The long meditative takes and realist approach to the story really work for the story. It's hard to look back on the scenes preceding the punishing end, in which our protagonist (of sorts, who only becomes our protagonist at roughly an hour in) starves himself to death in scenes that frankly make The Machinist seem cheap and gimmicky (there the emaciated human form was done with significantly less gravitas and to less evocative effect), but the best parts of the film for me were all the scenes leading up to this. The first two-thirds of Hunger embody the old tenet of "show don't tell" in a beautiful, kind of Malick-ish way, and makes the long, single-take back-and-forth with the prison chaplain so much more impactful and shocking. After sixty minutes of quietly, stubbornly suffering souls and head-butting confrontations, you suddenly feel like you're in the middle of a sharp-tongued Irish play, which begins light and gets heavy (as Irish plays tend to do).

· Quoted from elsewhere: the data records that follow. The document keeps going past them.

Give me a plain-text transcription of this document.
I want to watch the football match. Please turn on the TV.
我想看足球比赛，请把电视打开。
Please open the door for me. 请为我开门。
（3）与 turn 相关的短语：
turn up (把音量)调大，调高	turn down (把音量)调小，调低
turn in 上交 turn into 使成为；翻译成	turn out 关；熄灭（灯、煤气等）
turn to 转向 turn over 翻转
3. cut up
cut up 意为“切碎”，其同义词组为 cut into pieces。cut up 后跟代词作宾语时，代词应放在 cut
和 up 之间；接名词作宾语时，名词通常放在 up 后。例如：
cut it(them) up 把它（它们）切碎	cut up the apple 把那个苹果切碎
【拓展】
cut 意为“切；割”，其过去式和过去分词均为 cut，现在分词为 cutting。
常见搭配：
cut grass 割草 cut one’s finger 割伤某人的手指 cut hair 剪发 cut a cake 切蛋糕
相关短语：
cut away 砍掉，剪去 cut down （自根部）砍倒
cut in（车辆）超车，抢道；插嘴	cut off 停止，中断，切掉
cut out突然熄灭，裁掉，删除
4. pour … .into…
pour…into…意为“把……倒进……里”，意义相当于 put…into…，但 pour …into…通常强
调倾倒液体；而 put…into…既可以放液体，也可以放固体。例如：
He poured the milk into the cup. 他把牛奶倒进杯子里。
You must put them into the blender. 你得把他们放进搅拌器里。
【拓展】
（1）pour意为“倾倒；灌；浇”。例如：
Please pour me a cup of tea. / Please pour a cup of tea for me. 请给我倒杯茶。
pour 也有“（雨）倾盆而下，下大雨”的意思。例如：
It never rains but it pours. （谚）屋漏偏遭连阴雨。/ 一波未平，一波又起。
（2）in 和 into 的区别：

Maybe it's that I'm a dramatist at heart but it was that sequence that hit me the hardest and stuck with me as the most beautiful and telling. Not for what was being said, but for how it was being said, and what it felt like to come across such a kinetically charged, nearly motionless scene in the middle of all these tense, quiet moments. It also reminded me for obvious reasons of Bronson, but again done with more impact and gravity. In short, this is one of those hard-to-watch movies that's incredibly worth it; every wordless scene was powerful; the torrent of words in the middle were powerful; the visceral slow decline to death at the end was powerful. I don't know much about the politics, and it's certainly a one-sided story (though I suspect it's hard to justify the other side on this one), but as a story and a film it's harrowing in all the right ways, and a true pleasure.